やはり縁起をかつぎたい職業ですもの、いいとなったらやるしかない!
さいわい工事はもう終わっているから、もろもろの準備を手伝って欲しいということでした。
私の中間的立場があると通しやすい事情もあるらしいし
ちょうどヒマだった私は急遽、関西にでかけることになりました。
神戸に近い山の手の高級住宅地にその家はあり、重厚な玄関を開けて………ボーゼン。
そこには家具と食器や道具類の山が天井まで積み上がっていました。
あの、これ……どうしましょう。
関西での家事担当として採用されたらしい、学校出たてみたいな女性がオロオロしています。
どうしましょうって、Z先生が泊まりにくるまで3日しかないのよ。
(一番良いとされる日を忠実に狙うとそうなるらしいの)
ぜんぶ開封じゃ!
それからひたすら梱包をとく作業。
一軒家ぶんの食器や台所用品、いったい何人お客を呼ぶんだってくらいの膨大なるセットの数々。
(劇団関係者など、来訪者は多い)家事指導にも厳しい先生ですし、戸棚にいれる前にひととおり洗うことも必須、しまう場所も使い勝手を考えないとカミナリが落ちます。
ほとんど徹夜で東京から送られた荷物の山をなんとか片付けて、ほっとしたのもつかのま、あるところでギョッとしました。トイレがからっぽだよ!
スリッパやタオルとかティッシュケースとか、そんなこまごまとしたものが抜けている。
さしあたり適当に用意してあったものは(ちょっと安っぽすぎて)………たぶん却下でしょう。
でも先生好みのブランド品を買いに行く現金なんて誰も持ってないし、さて、困ったぞ。
・・・で、どうしたかというと、Zさんが東京で懇意にしているデパートに問い合わせ、
そこの関西店で「ツケ買い」をすることになりました。
いわゆる「外商扱い」ってヤツです。
そこまで話をつけるまでに数時間。
実際にデパートの売り場に到着したときには、閉店まで1時間をきっていました。
翌日にはZさん一行が関西にきてしまいますから、「お届け」を待つという時間もなかったんです。
さぁリキいれてお買いものだぁ〜!
デパートの外商担当者を従えて、売り場を超早足でめぐります。
このスリッパを2ダース、あのタオルを色違いでバス・フェイス・ハンドと12セットづつね。
バスルーム用品も本人用・来客用・身内用と数セット。
そういえばタオルかけもなかった。ハンドソープもないぞ。ゴミ箱も各部屋分、中の袋も買わなくちゃ。3カ所あるトイレ用品もそれぞれ。来客用シーツ類も用意してといわれたんだっけ。

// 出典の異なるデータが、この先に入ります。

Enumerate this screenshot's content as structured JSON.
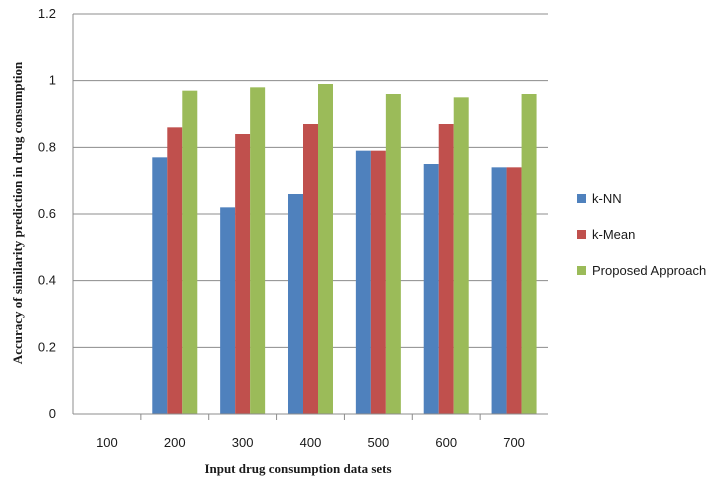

さらに食品売り場にも回って、お茶を飲む場面に必要なものもあれこれお買いあげ。
(意外といろいろ必要なもんです)
もう商品を手にとってしげしげ見ている時間なんてないんです。
「ハイ、これを」と指さして、数を指定する私。
ピッタリ付き添って伝票に書き込む人1名。
それを大慌てでとりだしまとめていく人2名。
いや〜大変なんだけど、面白かった!!
こんな大名気分のお買い物なんて、私の人生にはそうそうないで〜す。
終業時間もだいぶすぎ(そう、私達のために)、やっと終わって「家まで車でお送りします。」っていわれて駐車場に行ってみると、そこにはデパートのワゴン車満載の品物が待っていました。
それも全部・・・・丁寧にしっかり包装されて・・・・。
明日使うんだ! そして荷ほどきの夜がまた繰り返されたのであった・・・。